Какая разница между частями и стихиями?[722]
Одна — это та, что части всегда состоят из тех же самых стихий, что и целое. В самом деле, части состоящего из стихий, например жилы, есть те же самые четыре стихии, что и у любой ее части. При этом сами стихии, например огонь и земля, являются более простыми, чем какая бы то ни было часть, даже та часть жилы, которая кажется мельчайшей[723].Другое отличие — это то, что части всегда сохраняют собственное членение, в соответствии с которым они были выделены[724]
,— ведь если бы они его не сохраняли, то уже не были бы частями. Что же касается стихий, то они не допускают какой бы то ни было раздельности, а полностью сливаются и приходят к единству, и бытие их и состоит в том, чтобы никоим образом не проявлять собственной раздельности, а тем более своих очертаний.Третье их различие — это то, что стихии не принадлежат к одной природе с тем, что из них состоит, за исключением разве что самого того, что речь идет о стихиях; я имею в виду, например, то, что стихии нашего тела существуют в согласии не с эйдосом их смешения: если, скажем, им случится быть костями или мясом, то они становятся соразмерными и подобными эйдосу[725]
, например, костей и мяса, и, однако, сами по себе они принадлежат к иной ипостаси. Точно так же и в случае, если бы существовали некие стихии сущности, сами по себе они не были бы сущностями. Ведь сущность тогда была бы составлена из стихий, а сами последние уже не были бы такими составленными. Итак, крайними состояниями многого оказываются, с одной стороны, то, что определено как собственная ипостась[726], а с другой — то, что слито в одном общем единстве всего; среднее же положение занимают части и связанная с ними расчлененность, поскольку части уже некоторым образом отстоят друг от друга, но еще не образуют собственной содержательной определенности.Однако если все многое по природе различается именно в описанном смысле, то почему бы четырем стихиями не быть еще и какими-либо видами и почему бы так называемым родам сущего также не быть видами? Впрочем, иногда как о стихиях говорят и о родах сущности[727]
; их относят к сущему потому, что их слиянием является сущность. Если же кто-нибудь скажет, что роды — это виды, но не стихии, то чем же окажутся подлинные стихии? В самом деле, разве можем мы найти что-то более простое, нежели роды сущего?[728] Тем не менее они, похоже, являются еще и видами, сохраняющими собственные очертания, так как в сущности заключены и покой и движение как нечто зримое, и то же самое относится к любой другой паре родов.
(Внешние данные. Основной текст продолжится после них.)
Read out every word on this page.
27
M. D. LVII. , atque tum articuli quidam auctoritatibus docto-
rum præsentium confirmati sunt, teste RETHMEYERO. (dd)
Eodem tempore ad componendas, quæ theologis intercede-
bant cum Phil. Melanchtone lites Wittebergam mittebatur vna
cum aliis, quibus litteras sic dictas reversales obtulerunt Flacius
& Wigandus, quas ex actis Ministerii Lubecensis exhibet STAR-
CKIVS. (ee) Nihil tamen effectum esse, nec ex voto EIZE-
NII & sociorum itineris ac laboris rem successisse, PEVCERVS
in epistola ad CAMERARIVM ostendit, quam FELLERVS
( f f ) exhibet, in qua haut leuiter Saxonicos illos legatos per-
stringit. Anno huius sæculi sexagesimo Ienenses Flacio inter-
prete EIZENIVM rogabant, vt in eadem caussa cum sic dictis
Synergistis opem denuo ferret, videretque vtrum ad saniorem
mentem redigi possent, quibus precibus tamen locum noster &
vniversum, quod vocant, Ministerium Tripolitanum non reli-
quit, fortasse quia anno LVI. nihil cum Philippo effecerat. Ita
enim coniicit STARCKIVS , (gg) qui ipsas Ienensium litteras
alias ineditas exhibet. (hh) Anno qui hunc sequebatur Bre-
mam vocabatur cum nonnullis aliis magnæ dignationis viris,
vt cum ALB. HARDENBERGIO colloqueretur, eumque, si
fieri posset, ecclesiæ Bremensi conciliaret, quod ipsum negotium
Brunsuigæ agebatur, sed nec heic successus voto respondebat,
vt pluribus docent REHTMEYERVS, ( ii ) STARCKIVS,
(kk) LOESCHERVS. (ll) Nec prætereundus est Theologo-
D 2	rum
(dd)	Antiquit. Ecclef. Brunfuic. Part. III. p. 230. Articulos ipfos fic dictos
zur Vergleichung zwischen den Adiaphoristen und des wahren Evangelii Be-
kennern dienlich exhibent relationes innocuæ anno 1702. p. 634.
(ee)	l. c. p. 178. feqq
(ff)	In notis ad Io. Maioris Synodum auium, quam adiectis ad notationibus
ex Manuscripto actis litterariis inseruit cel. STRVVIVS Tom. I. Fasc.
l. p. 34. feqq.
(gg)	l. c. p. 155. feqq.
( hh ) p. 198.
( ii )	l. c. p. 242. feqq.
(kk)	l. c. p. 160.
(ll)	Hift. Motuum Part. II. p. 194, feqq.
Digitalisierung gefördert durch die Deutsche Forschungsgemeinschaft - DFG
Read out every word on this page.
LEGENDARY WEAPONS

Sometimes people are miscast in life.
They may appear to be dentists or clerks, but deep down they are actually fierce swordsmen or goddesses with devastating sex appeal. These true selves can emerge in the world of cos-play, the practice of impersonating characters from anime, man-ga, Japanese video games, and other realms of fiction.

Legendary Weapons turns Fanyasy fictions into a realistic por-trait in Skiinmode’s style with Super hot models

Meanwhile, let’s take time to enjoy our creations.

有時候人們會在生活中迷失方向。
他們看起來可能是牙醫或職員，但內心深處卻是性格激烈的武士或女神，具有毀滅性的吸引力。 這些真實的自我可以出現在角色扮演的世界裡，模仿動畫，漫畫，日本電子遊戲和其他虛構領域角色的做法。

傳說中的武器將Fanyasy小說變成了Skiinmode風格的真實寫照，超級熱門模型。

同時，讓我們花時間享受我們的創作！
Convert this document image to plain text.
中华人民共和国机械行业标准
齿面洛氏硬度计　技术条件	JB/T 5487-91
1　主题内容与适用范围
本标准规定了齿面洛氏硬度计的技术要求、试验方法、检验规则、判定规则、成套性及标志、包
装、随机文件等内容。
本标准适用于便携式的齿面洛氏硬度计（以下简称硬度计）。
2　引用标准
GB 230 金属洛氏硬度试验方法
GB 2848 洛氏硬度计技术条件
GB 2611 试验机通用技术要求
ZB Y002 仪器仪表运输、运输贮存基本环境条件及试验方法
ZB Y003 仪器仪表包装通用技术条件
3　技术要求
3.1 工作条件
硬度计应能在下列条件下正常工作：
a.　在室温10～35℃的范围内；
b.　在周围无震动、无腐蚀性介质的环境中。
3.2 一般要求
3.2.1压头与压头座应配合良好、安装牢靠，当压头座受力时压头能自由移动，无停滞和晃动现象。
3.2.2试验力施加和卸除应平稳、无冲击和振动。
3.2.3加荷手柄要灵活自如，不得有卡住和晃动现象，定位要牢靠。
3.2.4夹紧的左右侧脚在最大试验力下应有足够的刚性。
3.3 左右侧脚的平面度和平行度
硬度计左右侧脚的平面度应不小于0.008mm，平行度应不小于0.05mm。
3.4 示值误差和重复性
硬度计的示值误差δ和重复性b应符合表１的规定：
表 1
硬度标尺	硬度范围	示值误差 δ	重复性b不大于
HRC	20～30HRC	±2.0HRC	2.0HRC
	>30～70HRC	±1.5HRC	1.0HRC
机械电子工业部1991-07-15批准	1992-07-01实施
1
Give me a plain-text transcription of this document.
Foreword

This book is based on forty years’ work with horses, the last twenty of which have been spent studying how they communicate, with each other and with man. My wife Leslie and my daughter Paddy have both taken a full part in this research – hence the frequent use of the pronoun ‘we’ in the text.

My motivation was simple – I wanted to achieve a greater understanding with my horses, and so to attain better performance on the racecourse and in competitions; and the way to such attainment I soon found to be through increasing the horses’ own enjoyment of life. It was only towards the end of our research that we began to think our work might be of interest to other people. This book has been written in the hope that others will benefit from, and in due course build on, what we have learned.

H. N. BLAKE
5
Почему сущности соответствуют также части человека: голова, руки и ноги? Почему целое может состоять и из таких частей, которые сами являются целыми — я говорю о Солнце, о Луне и обо всех остальных <звездах>, каждая из которых есть целостный вид, и о наших частях, облик которых может быть как-то описан на основании собственных видовых различий и которые неодинаковы?В ответ необходимо сказать, что низшее всегда причастно высшему. Стало быть, виды есть одновременно также части и стихии и, в свою очередь, части — это стихии, но никак не наоборот. В самом деле, среди видов одни оказываются проще других, а простые части[729]
становятся стихиями составных предметов, не терпящими расчленения составного, которое оказывается разделением на части того, что образовано из стихий, присутствующих уже в первой его ипостаси[730]. Эта ипостась будет более всего неделимой, конечно же, вследствие самого способа ее образования путем слияния стихий и потому, что, прежде чем получить некую определенность, она в силу необходимости полностью разделяется и в этой раздельности возникает некоторый порядок ее частей,— ведь необходимо, чтобы произошло распадение единства на части и чтобы поэтому на свет появилась совершенная эйдетическая раздельность[731]. Вообще же, когда виды стремятся обрести собственную определенность, все те из них, которые не желают для себя собственного положения, собираются воедино, тоскуя по изначальной природе, и вот тогда-то они и становятся также и частями, так что в качестве их соединения как чего-то простого необходимо понимать их и как виды, и как части, и одновременно — но на ином основании — как виды и как стихии[732]. Однако при этом они не сливаются в тождестве, но, будучи объединенными и являясь некой предельной слитностью, окажутся стихиями, в качестве же обособленных друг от друга их правильнее называть видами, а как некоторым образом все еще обособляющиеся — в смысле двунаправленного среднего положения обсуждаемой ипостаси — они прежде всего именуются частями[733].